I posted the pictures in another thread but this would be where evryone can see--Thanks again Lew!

View attachment 11771
View attachment 11772
View attachment 11773
View attachment 11774


----------



## Snapperhead-cl (Jun 24, 2008)

I have been searching for that humi for a while and can never seem to get my hands on it. Good score man.


----------



## tobacmon (May 17, 2007)

It is an awesome looking Box--Thanks


----------



## sofaman (Jun 20, 2007)

Very Nice!!!


----------



## Redbeard (Aug 7, 2006)

very nice!! dang . lew is friggin generous !!! gotta love em 
thats a whole lotta good ness right there


----------



## karmaz00 (Dec 5, 2007)

nice one


----------



## Stogieman (Jul 22, 2008)

Very nice, those are great cigars and the box is a beauty along with the liquids....... :yo:


----------



## Slow Triathlete (Jun 14, 2007)

Really, really nice.


----------



## mc2712 (Mar 14, 2008)

That is great looking humidor, Congrats!


----------



## slimm-cl (Apr 7, 2008)

Lew has been busy...wow! Great box...need to try some of those sticks


----------



## agctribefan (Oct 22, 2008)

Love that humi. Great hit.


----------



## DOZER (Sep 30, 2007)

Nice hit!!


----------



## smokinj (Jan 16, 2008)

Lew is first class!


----------



## WillieDiesel-cl (Oct 19, 2008)

Very nice indeed.


----------



## Bigfoot (Jun 25, 2007)

very nice! now its time to fill that puppy up!! hahahahahahahahahaha....


----------



## Camacho Junior (May 29, 2008)

I like that humi. And as always that bottle of Brugal is good stuff. Reminds me that I have no rum in my house.


----------



## happy1 (Jun 29, 2007)

very nice!


----------



## azpostal (Jul 12, 2008)

Awesome box....Lew know how to get it done...NICE!!!


----------



## mhlatke (Oct 13, 2007)

That's incredible! Does the man ever take a break?


----------



## LkyLindy (Feb 1, 2008)

Lew must have been in the USAF--He really knows how to let em fly


----------



## tx_tuff (Jun 16, 2007)

What a great hit!! Cigars and rum, can't get any better. I know the humidor is only a CAO but it looks cool LOL


----------



## eggwhites (Apr 20, 2008)

Lew is a very bad man, but his bombs are great!


----------



## Paint (Mar 1, 2008)

How much Rum did ya bring back Lew must of been a boat load?


----------



## ssuriano (Aug 24, 2008)

Lew does evil things to good people!


----------



## Don Francisco (Sep 9, 2008)

paint said:


> How much Rum did ya bring back Lew must of been a boat load?

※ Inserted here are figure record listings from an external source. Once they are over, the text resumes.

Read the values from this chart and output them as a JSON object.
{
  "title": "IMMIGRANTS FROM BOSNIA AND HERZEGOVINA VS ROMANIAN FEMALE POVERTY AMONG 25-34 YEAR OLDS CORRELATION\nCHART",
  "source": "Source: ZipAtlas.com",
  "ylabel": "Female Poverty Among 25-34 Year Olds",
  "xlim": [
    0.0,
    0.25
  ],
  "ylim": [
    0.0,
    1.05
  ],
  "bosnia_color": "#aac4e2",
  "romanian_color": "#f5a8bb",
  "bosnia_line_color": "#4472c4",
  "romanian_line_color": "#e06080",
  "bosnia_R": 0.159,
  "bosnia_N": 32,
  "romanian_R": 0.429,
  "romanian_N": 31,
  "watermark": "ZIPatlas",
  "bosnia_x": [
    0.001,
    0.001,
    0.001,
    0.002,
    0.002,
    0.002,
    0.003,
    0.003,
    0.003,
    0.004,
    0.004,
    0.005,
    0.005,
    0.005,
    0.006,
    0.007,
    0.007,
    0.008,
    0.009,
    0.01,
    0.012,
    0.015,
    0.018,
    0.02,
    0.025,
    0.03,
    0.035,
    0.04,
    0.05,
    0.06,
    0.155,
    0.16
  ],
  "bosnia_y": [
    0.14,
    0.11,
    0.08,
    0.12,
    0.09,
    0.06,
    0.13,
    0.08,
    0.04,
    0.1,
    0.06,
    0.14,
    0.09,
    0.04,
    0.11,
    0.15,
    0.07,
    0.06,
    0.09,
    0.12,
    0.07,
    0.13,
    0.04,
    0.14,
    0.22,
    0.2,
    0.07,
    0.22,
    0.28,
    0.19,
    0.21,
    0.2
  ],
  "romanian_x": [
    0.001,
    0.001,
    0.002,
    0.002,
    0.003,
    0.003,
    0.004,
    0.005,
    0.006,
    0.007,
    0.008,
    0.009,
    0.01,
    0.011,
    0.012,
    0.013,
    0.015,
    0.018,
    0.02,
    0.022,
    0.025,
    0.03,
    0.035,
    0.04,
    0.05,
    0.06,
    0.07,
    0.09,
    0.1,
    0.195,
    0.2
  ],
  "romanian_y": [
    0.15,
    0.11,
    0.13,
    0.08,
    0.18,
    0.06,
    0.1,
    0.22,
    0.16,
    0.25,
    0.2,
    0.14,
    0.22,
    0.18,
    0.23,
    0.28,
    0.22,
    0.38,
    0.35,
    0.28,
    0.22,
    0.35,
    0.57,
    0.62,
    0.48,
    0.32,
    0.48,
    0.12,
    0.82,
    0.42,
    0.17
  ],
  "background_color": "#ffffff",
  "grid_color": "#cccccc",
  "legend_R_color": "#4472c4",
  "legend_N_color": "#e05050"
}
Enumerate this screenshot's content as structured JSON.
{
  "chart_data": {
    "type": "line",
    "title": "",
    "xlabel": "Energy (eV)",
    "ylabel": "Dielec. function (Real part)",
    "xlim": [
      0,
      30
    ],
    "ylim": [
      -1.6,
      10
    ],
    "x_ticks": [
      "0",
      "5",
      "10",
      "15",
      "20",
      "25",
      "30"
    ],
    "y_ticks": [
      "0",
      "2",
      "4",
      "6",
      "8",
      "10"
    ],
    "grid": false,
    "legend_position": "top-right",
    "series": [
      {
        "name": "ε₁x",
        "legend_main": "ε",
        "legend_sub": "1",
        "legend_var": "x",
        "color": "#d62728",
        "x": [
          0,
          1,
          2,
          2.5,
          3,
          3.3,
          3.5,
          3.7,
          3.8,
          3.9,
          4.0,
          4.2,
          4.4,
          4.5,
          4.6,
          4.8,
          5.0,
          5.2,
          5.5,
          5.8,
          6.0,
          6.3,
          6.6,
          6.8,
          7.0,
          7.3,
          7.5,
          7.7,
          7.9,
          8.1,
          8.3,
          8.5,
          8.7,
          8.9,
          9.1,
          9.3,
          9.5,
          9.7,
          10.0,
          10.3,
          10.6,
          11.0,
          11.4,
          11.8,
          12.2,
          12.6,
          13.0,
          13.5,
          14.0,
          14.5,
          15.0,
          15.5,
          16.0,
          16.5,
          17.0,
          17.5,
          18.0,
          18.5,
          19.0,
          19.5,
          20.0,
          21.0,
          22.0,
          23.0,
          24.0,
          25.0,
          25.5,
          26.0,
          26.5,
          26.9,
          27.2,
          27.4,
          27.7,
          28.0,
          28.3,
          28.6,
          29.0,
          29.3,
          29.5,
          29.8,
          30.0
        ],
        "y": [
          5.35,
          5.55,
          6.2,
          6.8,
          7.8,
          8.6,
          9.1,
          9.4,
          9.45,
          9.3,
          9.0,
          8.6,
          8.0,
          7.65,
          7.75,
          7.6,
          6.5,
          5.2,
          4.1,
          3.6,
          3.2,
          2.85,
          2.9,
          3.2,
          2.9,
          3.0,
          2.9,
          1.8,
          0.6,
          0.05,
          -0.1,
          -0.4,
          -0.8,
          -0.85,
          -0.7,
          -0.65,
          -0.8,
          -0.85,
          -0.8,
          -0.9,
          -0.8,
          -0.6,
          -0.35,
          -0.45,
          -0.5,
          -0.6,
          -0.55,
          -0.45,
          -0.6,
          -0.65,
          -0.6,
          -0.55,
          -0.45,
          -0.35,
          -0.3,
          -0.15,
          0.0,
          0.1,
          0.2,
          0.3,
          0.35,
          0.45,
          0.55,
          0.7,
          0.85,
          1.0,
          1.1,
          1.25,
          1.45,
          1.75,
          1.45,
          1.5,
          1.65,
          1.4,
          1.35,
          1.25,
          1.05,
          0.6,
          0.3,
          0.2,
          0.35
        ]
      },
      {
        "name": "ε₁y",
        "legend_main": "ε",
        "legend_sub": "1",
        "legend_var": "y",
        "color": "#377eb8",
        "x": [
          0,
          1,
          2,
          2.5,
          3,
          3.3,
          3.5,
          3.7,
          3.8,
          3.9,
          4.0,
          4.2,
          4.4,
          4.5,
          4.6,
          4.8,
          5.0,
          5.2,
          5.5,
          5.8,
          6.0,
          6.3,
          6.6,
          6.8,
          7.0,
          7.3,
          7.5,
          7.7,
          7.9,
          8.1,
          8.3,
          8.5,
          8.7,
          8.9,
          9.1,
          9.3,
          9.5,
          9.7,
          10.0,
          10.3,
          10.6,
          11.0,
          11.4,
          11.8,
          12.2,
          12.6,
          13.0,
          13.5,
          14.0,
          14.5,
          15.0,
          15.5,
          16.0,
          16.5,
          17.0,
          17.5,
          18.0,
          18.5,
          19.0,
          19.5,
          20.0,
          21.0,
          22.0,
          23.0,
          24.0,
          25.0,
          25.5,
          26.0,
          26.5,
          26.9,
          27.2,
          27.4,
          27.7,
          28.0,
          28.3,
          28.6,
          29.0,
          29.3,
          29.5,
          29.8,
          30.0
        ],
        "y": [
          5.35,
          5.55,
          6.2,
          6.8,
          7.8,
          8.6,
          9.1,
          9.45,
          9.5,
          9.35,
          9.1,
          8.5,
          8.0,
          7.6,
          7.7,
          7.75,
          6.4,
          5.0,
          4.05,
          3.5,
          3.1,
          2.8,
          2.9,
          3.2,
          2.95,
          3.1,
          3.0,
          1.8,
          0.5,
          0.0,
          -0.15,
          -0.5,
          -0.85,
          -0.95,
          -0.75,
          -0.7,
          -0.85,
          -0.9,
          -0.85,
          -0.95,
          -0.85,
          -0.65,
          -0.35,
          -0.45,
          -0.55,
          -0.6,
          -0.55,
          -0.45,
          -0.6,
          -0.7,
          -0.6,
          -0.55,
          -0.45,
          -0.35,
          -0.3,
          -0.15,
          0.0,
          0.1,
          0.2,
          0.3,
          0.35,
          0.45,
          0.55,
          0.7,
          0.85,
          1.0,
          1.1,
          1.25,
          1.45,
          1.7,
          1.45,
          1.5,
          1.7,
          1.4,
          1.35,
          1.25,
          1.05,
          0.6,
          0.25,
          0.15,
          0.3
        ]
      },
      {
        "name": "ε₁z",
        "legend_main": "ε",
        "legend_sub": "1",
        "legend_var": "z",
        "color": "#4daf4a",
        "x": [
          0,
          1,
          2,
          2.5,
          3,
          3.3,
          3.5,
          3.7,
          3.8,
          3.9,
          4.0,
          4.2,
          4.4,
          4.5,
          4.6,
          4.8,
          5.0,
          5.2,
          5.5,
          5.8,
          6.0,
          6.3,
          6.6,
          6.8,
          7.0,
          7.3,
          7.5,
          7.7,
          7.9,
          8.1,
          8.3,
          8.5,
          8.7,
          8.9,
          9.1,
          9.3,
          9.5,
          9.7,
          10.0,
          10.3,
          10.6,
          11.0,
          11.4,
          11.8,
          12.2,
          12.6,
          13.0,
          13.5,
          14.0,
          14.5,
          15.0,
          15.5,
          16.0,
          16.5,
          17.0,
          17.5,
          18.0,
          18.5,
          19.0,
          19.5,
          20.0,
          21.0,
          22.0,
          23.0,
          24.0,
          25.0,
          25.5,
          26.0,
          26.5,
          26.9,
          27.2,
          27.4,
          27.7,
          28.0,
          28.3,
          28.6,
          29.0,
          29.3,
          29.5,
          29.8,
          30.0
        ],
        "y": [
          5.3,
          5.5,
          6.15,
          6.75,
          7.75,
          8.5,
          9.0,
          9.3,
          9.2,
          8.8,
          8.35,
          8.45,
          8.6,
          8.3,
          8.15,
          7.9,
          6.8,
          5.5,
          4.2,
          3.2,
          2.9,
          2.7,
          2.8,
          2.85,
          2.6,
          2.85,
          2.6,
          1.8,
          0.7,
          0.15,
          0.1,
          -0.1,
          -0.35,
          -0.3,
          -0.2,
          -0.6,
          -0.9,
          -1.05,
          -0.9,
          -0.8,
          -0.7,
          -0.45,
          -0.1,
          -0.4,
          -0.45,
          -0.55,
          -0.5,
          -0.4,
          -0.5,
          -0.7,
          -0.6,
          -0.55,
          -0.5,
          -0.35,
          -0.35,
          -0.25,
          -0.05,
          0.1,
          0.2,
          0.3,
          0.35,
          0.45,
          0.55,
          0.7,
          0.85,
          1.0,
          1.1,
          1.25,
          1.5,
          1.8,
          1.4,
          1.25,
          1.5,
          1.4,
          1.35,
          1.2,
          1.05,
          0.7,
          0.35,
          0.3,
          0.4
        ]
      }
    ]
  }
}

A lot more than the legal limit! lol :bolt:


----------



## tobacmon (May 17, 2007)

Bigfoot said:


> very nice! now its time to fill that puppy up!! hahahahahahahahahaha....


Now I'm worried--:sweat:-gotta say this box will be used for my bestetes smokes!---
opcorn:


----------



## tobacmon (May 17, 2007)

Don Francisco said:


> A lot more than the legal limit! lol :bolt:


The rum is awesome ---have yet to finish my last bottle--I think Lew is trying to tell me something!:smoke2:


----------



## amateurke (Mar 28, 2008)

Man, that is a really good looking humidor. I love it!! Very nice hit Lew, on a whell deserving BOTL!! :clap2:


----------